I stepped into the room to the scene of Louis and Mabel embracing, viscerally crying, before Louis walked to try and calm his paranoia. She saw me, then.
“Wh-why, what-no…please…let us go,” she cried out.
“It’s not his fault,” I said, “every time he forgets. Each time I help him remember. That’s what love is-persistence. Devotion through centuries.”
Louis’s voice shook, his face burning red, and so beautifully hopeless. “Please…just…don’t”.
Then he saw it. Letters fresh, and glistening on the wall:
YOU HAD YOUR CHANCE.
DIE, MY LOVE.
His body froze. His mouth opened. Silence swallowed the room.
Mabel’s hands slipped from his shoulder.
“No…No!” he screamed, staggering, clutching her, shaking her. His mind shattered. I saw it in his face.

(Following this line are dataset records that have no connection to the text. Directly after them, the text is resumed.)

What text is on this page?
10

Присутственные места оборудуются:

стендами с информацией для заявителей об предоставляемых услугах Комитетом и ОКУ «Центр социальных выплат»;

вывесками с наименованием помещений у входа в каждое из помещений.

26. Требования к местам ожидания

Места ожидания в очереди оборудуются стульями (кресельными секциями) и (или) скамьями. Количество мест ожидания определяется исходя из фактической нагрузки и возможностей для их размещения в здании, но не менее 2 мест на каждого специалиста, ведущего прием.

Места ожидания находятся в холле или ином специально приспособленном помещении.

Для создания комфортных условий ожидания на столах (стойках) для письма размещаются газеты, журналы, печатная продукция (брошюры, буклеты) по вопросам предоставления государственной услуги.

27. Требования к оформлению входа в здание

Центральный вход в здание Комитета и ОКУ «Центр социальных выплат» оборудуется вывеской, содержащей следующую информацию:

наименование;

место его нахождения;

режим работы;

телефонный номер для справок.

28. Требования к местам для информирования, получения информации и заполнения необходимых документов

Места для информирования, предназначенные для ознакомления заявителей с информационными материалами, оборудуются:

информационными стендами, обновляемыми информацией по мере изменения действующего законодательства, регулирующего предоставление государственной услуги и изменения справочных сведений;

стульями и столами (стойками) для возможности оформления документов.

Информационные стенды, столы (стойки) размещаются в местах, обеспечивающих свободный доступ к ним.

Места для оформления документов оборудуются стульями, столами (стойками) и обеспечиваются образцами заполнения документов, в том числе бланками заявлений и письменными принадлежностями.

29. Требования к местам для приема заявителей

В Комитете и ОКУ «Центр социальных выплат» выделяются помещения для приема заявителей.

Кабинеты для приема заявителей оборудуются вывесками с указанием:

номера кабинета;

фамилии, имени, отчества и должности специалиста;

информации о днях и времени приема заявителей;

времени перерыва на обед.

I stepped closer, slow, deliberate. He didn’t notice at first, suffocating under his grief.
“Shhh,” I murmured, cradling him. “It’s over now. You remember me, don’t you?”
The sun rose over the hill, rays of warmth spilling in. Its light touched the walls. It touched us. I pressed my cheek to his soaked hair, tasting the terror in the air, and smelling the ash on his forehead. The clock ticked quietly. His breathing was animalistic and painful.
And still, I smiled.
His face blushed bright beneath my kiss when I leaned into him. I smiled at the darkness as I ran the blade against his neck. The clock ticked quietly, and I remembered to reset it this time. I looked down at my masterpiece and brought my sopping, crimson hand to my face.
Drinking the blood was my favourite part.